又是幾天很平淡地過去了。抱素的納悶快到了不能再忍受的地步。
一天下午,他在校前的空場上散步,看見他最近不恨的李克走過。他猛然想起慧女士恰巧是李克的同鄉,不知這個“怪人”是不是也知道慧女士的家世及過去的曆史。他雖則天天和慧見麵,並且也不能說是泛泛的交情,然而關於她的家世等等,竟茫無所知;隻知她是到過巴黎兩年的“留學生”,以前和靜女士是同學。
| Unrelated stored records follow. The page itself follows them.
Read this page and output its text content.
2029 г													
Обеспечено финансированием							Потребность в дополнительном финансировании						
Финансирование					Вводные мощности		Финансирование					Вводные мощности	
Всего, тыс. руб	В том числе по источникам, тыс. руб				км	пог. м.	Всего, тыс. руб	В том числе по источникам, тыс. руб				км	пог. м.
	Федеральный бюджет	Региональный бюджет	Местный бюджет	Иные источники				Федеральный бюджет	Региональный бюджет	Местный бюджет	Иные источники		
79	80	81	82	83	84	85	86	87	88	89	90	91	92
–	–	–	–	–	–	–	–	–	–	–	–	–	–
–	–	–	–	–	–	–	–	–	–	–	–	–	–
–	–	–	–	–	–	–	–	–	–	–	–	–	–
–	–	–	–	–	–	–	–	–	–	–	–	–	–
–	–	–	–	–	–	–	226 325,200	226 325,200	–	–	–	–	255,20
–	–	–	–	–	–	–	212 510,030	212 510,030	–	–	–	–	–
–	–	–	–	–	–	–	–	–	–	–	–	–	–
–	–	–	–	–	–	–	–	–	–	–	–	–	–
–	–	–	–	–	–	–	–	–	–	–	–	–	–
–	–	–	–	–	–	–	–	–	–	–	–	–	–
慧固然沒曾對他提起過家裏的事,即如他自己從前的事也是一字不談的;他曾經幾次試探,結果總是失敗——他剛一啟口,就被慧用別的話支開去;他又有幾分懼怕慧,竟不敢多問,含糊直到如今。這幾天,因為慧的態度使他納悶,他更迫切地要知道慧的過去的曆史。現在看見了李克,決意要探詢探詢,連泄露秘密的危險也顧不得了。
“密司忒李,往哪裏去?”抱素帶訕地叫著。
那矮小的人兒立住了,向四下裏瞧,看見抱素,就不介意似的回答說:“隨便走走。”
“既然你沒事,我有幾句話和你講,行嗎?”抱素冒失地說。
“行!”李克走前幾步,仍舊不介意似的。
“你府上是玉環嗎?你有多久不回家了?”抱素很費斟酌,才決定該是這般起頭的。
“是的,三個月前我還回家去過一次呢。”那“理性人”回答,他心裏詫異,他已經看出來,抱素的自以為聰明然而實在很拙劣的寒暄,一定是探詢什麽事的冒頭。
“哦,那麽你大概知道貴同鄉周定慧女士這個人了?”抱素單刀直入地轉到他的目的物了。
李克笑了一笑。抱素心裏一抖,他分辨不出這笑是好意還是惡意。
“你認識她嗎?”不料這“理性人”竟反問。
抱素向李克走近一步,附耳低語道:“我有一個朋友認識她。有人介紹她給我的朋友。”旋又拍著李克的肩膀道:“好朋友,你這就明白了吧?”